First a bit of background: I currently work on an anlysis of phenotypic 
plasticity of avian phenology in response to temperature. Using a random 
regression model I found that individual reaction norms (defined by 
slope and intercept) vary among individuals, i.e. some individuals 
change their phenology more strongly in response to temperatures than 
others and also that some individuals have a consistently earlier 
phenology than others.

I now want to test whether there is selection on reaction norm slopes, 
i.e. whether individuals with steeper/shallower slope have a 
higher/lower fitness. This means I have to fit a bivariate random 
regression model but only one trait (phenology) should be regressed 
against temperature. For the random effects part this should give me a 
3x3 covariance matrix with variation in slopes, intercepts, fitness plus 
all the covariances and then the covariance between slope and fitness 
indicates selection on reaction norm slopes.

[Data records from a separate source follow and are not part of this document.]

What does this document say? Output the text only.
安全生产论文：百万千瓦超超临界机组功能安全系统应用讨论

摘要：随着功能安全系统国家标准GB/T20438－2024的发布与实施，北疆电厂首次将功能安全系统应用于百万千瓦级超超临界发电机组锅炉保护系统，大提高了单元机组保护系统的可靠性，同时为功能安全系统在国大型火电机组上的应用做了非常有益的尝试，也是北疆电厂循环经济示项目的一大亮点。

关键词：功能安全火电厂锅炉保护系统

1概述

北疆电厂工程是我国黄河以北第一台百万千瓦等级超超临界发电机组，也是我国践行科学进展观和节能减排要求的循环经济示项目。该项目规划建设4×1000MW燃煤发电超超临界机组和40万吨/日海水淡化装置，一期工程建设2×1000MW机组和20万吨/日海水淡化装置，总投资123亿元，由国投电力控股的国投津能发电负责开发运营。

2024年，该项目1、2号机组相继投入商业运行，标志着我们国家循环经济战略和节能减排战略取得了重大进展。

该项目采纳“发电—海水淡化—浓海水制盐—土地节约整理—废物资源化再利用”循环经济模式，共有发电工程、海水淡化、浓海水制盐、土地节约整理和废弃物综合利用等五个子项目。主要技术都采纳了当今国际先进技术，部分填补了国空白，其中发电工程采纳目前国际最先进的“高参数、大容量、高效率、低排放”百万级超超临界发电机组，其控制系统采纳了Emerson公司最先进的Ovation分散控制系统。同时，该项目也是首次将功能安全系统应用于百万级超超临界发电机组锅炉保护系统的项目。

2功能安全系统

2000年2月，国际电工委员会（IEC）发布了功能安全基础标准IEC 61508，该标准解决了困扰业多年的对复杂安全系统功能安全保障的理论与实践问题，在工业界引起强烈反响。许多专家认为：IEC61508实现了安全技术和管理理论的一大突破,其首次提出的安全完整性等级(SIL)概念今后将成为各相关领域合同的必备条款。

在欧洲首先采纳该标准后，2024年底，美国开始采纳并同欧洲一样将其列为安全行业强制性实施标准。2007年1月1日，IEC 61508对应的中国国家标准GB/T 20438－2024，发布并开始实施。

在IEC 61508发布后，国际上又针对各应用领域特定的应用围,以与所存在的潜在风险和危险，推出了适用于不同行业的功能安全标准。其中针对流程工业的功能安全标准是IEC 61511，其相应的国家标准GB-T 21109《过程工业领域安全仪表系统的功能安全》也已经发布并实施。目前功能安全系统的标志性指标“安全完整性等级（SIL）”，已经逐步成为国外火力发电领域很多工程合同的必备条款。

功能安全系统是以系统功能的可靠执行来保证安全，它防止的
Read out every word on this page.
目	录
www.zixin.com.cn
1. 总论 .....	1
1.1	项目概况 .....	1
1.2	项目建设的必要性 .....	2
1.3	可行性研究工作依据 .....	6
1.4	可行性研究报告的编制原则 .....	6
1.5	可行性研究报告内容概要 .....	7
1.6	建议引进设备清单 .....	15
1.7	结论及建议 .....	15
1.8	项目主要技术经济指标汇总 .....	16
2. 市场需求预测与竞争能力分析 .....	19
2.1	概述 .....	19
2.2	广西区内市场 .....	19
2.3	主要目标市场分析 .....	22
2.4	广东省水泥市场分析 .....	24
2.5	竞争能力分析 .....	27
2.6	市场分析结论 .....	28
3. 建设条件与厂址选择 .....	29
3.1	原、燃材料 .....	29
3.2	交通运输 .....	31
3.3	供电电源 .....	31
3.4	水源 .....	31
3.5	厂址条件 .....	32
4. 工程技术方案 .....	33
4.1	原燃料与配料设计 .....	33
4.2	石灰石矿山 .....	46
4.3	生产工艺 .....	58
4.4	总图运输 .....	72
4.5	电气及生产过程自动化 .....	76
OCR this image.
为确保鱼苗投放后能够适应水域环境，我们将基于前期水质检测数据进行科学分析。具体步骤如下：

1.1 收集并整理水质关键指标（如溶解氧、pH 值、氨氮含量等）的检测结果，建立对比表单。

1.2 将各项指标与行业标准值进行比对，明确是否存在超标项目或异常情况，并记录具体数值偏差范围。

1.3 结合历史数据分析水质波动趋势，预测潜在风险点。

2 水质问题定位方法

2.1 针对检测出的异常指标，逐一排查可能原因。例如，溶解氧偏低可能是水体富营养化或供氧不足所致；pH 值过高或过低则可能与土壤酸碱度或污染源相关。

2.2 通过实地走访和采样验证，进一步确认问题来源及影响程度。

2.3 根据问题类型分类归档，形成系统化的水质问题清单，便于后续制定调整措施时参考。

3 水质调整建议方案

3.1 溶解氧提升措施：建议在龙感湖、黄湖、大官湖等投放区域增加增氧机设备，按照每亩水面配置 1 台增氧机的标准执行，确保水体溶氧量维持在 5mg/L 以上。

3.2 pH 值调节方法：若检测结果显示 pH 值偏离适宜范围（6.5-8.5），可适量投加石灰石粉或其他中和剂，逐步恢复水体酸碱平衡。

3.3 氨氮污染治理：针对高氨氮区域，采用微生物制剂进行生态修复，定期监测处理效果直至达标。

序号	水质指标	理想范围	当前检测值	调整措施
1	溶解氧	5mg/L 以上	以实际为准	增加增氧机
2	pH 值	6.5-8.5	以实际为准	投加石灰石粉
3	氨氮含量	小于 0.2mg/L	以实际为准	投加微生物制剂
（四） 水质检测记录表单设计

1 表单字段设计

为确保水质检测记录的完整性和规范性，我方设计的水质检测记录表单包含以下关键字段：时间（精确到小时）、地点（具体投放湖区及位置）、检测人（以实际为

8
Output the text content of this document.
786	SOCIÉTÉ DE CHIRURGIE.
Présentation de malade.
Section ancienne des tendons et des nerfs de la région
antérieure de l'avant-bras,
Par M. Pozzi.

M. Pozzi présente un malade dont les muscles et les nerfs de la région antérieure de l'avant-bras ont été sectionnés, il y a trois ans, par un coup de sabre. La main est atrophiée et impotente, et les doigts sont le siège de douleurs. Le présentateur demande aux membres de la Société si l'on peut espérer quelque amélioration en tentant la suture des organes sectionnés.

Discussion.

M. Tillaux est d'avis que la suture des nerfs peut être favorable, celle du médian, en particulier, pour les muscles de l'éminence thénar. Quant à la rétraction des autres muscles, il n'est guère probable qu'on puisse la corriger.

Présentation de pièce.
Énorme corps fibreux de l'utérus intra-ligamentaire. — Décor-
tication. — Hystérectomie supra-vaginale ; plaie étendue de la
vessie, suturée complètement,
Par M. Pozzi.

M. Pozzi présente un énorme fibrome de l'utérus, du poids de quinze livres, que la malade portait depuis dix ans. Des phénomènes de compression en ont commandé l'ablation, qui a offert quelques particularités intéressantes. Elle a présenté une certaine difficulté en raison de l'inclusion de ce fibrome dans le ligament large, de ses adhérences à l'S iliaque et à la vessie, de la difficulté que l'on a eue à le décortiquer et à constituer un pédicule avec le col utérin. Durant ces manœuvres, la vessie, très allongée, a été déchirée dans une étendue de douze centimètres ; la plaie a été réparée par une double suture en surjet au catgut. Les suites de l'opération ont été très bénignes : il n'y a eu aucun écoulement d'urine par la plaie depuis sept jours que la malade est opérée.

I figured how to regress only phenology and not fitness against 
temperature for the fixed effects part but am still struggling with the 
syntax for the random effects part.


The univariate random regression model (omitting obvious syntax parts) is:

phenology~age + temp, random=~us(1+temp):individual


For the multivariate model I came up with:

cbind(phenology,fitness)~trait:age + at.level(trait,1):temp, 
random=~us(at.level(trait,1):(1+mt2):at.level(trait,2):1):individual, 
rcov=~us(trait):units

but curiously this fits only a single variance for individual and not 
the desired 3x3 matrix...

I hope I managed to explain my problem clearly enough (maybe there was 
too much non-technical detail...). Any ideas to fit the desired model 
are highly welcome!


Best,
Phillip